15.2.08

The End of Mass Marketing

Is on-demand marketing the way of the future?
by Georgia Hanias, founder, Cyrano Media

In today's telecommunications-savvy world, it takes a lot more to keep a customer happy than ever before. With so many telecom providers to choose from, customers have become immune to traditional and impersonal methods of marketing. Direct campaigns that have been used in the past -- such as telemarketing and direct mail -- are now becoming too costly to run and are largely ineffective. And lately it seems that everyone is offering a great bargain on phone services. So what's a business to do to stay on top?

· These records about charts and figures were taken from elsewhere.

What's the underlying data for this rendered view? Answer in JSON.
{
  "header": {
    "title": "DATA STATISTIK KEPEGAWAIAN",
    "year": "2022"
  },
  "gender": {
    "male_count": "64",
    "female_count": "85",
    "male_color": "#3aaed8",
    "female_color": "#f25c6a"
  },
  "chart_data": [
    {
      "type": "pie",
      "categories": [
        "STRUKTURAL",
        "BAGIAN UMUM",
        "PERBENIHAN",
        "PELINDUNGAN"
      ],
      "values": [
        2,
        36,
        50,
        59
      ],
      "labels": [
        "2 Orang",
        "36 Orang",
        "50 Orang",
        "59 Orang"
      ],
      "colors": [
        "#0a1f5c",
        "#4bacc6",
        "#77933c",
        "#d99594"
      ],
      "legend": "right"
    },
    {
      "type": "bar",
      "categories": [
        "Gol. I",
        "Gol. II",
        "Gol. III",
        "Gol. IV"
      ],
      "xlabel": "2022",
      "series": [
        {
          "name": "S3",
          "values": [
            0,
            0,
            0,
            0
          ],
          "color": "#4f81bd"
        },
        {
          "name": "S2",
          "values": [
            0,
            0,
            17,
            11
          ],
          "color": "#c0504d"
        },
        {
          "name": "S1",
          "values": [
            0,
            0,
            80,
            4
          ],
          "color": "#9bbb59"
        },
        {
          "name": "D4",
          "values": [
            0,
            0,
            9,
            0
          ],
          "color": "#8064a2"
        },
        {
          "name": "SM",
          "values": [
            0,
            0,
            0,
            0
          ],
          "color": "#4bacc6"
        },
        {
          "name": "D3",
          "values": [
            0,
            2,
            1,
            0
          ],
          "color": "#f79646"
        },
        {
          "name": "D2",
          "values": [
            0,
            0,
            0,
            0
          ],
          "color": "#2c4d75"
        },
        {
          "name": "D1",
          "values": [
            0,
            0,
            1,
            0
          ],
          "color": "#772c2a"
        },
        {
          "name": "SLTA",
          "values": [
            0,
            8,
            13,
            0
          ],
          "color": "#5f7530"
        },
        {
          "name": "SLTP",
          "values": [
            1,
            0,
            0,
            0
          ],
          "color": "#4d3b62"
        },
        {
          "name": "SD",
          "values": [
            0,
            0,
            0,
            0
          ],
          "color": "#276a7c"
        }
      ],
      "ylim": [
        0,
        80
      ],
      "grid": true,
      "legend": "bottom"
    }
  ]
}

Customer Lifecycle Management Like many other telecommunications-industry experts, Rob Bamforth, an analyst at Quo Circa, believes that a more one-to-one dialogue will be the key to keeping customers loyal, and stresses the role that this approach plays in today's mobile world. This individual-centric approach is being referred to as Customer Lifecycle Management (CLM).
"Since CLM is a relatively new concept, it's difficult to explain or define," Bamforth says. "The way I would describe it is context-oriented mobile marketing."
Another way of describing CLM is "Marketing on Demand." Through the use of real-time behavioral marketing, CLM enables operators to manage, evaluate, and automate customer interactions to support one-to-one dialogues, based on user profiles, behaviors, and previous exchanges. It creates a bond between the operator and the customer throughout the customer's lifecycle so that the operator knows exactly what the customer wants and is able to communicate the right service to her in real time. This approach can help lower churn and increase revenue generated from each customer.


"CLM providers have a major challenge ahead of them, and that is to convince mobile operators that behavior-based marketing is an important opportunity that is worth investing in," Bamforth adds. "I believe it has a future in mobile telephony -- especially in advanced sectors where there is a blurring of fixed and mobile services. This convergence is eating away at revenue generated by traditional services such as voice calls. To find new ways of earning income and keeping customers happy, operators have to differentiate themselves from their competitors -- and to do so in a way that makes a subscriber feel valued and not just a number. CLM can help achieve this by enabling an operator to target an individual person."
One of the companies offering CLM technology in the mobile sector is Agillic, a United Kingdom-based enterprise set up eight years ago to provide an answer to falling revenues and customer disloyalty. Agillic offers operators a unique way to communicate with customers by deploying marketing-on-demand solutions that are quick and easy to deploy requiring little or no integration with underlying systems.


Case Study: Telenor SONOFON Among Agillic's big success stories is its collaboration with Danish GSM leader Telenor SONOFON, which deployed the company's Pre-Paid and Post-Paid CLM solutions. "Before CLM, customers were migrating to other mobile operators with the belief that they could get better products and services at more competitive prices, without realizing that [we] could offer them the same if not better," explains Martin Kildgaard Nielson, Telenor SONOFON's CRM manager. "This lack of customer loyalty was the result of our inability to communicate more effectively with each of our subscribers and to do so with cross-channel synergy. We needed to address this serious challenge before we could improve our performance in the market."

Agillic provided the foundation for a communications strategy that could manage both inbound and outbound communications with each customer. "Agillic's CLM solution gave us the potential to build a relationship with each customer over time by learning from every dialogue," Kildgaard Nielson says. "It could also support real-time interaction, allowing us to react swiftly to customer behaviors. So if a user clicked on a Web link we could automatically send out a message that was pertinent for that moment in time. All of these capabilities helped the company create a targeted marketing campaign that fit the user profile of each individual high-value customer." Thanks to CLM, during the first year Telenor SONOFON reduced churn among its high-value post-paid customers by 50 percent and increased its average revenue per user by between 5 percent and 10 percent.

Bamforth says he expects that more telecommunications providers will follow Telenor SONOFON's path toward delivering a more individualized service to customers. "There is definitely a future for CLM, but the big challenge is getting broader recognition for this marketing approach and carving out a niche in the telecoms sector."